Hätte der SL dauernd "Nein" gesagt (Nein, der Wächter ist nicht durstig, nein, es gibt keinen Wasserhändler, nein, da sind keine Schaulustigen, Nein, du kannst das Schloss nicht öffnen, das dauert zu lange), dann hätten die Spieler den Versuch, über die Hintertür einzudringen, notgedrungen abgebrochen und es mit einem anderen Weg probiert. Dann stünden sie nach ein bisschen Rumprobieren genau an dem gleichen Punkt wie zuvor und die Ereignisse an der Hintertür hätten die Geschichte im Rückblick nur ausgebremst.

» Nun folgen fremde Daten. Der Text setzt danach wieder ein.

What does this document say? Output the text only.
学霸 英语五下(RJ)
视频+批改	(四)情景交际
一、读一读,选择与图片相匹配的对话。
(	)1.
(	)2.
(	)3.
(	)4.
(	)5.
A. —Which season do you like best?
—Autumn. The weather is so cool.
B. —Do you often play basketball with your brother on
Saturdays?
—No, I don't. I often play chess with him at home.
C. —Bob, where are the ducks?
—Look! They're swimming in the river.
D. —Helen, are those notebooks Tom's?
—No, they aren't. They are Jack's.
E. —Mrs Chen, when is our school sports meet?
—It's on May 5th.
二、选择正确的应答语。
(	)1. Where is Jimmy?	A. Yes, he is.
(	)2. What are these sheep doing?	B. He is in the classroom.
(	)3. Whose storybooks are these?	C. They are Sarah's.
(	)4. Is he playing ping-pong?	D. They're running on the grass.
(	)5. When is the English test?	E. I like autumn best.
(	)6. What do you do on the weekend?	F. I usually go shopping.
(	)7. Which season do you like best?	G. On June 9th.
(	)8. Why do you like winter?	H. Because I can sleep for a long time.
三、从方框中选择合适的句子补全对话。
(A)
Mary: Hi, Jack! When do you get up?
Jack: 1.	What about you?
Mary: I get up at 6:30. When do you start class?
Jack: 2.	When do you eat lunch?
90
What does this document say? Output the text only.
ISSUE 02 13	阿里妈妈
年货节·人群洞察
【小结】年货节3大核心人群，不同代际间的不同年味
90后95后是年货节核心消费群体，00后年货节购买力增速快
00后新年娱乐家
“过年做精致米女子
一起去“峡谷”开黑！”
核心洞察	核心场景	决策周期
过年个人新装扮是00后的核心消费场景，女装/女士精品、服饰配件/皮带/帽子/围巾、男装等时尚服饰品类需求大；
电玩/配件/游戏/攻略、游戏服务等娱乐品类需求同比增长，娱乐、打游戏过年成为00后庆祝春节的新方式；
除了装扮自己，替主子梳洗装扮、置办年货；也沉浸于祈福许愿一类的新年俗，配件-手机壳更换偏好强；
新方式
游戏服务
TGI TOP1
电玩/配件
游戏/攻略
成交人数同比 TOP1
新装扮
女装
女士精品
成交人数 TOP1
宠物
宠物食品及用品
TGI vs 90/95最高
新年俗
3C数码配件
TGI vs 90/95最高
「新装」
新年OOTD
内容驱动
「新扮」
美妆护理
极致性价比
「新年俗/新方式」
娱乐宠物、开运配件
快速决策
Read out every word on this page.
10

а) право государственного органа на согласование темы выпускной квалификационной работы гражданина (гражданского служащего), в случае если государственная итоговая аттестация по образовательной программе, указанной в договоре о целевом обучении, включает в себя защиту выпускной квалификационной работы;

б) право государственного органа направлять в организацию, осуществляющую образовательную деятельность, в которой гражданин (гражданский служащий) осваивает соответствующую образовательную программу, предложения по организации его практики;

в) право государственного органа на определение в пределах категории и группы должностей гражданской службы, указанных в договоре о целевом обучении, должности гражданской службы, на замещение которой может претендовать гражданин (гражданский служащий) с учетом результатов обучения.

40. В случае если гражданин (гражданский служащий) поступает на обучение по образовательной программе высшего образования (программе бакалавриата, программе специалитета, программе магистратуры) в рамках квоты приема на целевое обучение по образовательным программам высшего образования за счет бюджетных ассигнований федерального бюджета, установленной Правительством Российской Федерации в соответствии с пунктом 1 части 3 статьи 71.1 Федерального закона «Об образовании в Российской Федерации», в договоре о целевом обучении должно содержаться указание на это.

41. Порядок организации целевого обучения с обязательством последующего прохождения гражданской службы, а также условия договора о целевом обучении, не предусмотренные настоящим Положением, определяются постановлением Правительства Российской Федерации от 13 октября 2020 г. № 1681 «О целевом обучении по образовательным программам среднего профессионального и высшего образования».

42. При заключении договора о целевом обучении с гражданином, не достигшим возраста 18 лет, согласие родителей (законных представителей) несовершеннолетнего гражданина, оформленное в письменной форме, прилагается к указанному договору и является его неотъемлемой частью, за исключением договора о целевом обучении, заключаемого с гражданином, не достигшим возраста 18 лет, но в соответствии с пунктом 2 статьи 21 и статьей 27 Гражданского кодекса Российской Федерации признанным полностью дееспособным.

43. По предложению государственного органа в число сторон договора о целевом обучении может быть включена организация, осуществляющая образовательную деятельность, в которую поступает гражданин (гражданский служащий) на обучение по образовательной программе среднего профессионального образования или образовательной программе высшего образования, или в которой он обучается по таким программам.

Und noch mal zur Verdeutlichung: Stell dir einen Entscheidungsbaum vor. Ein "Ja" führt einen neuen Faktor in die Situation ein, eröffnet neue Entscheidungsmöglichkeiten (wenn es eine Hintertür gibt, dann ist das ein Element mehr, mit dem sich etwas anfangen lässt). Das "ja" hat also weitere Verzweigungen, entlang derer die Geschichte sich fortentwickeln kann. Ein "Nein" führt keinen neuen Faktor in die Situation ein, alles ist wie vorher, nur, dass eine Möglichkeit, die Situation um ein Element zu erweitern, nun verschlossen ist. Da ist keine Hintertür, also kann man auch nichts mit ihr machen.
Das hat erst mal gar nichts mit Erfolg oder Misserfolg zu tun. es geht einfach nur darum, die bei vielen SL verbreitete Tendenz, das nicht Vorausgeplante abzuschmettern, durch die Tendenz zu ersetzen, das nicht Vorausgeplante zuzulassen, solange es keine Setting-Immanenten Gründe gibt, die dagegen sprechen. Und diese Technik ist ein Werkzeug um 1. Das Setting zu bereichern und 2. dafür zu sorgen, dass die Handlungen der Charaktere nicht in sackgassen führen, sondern in irgendeiner Art und Weise die Ereignisse vorantreiben.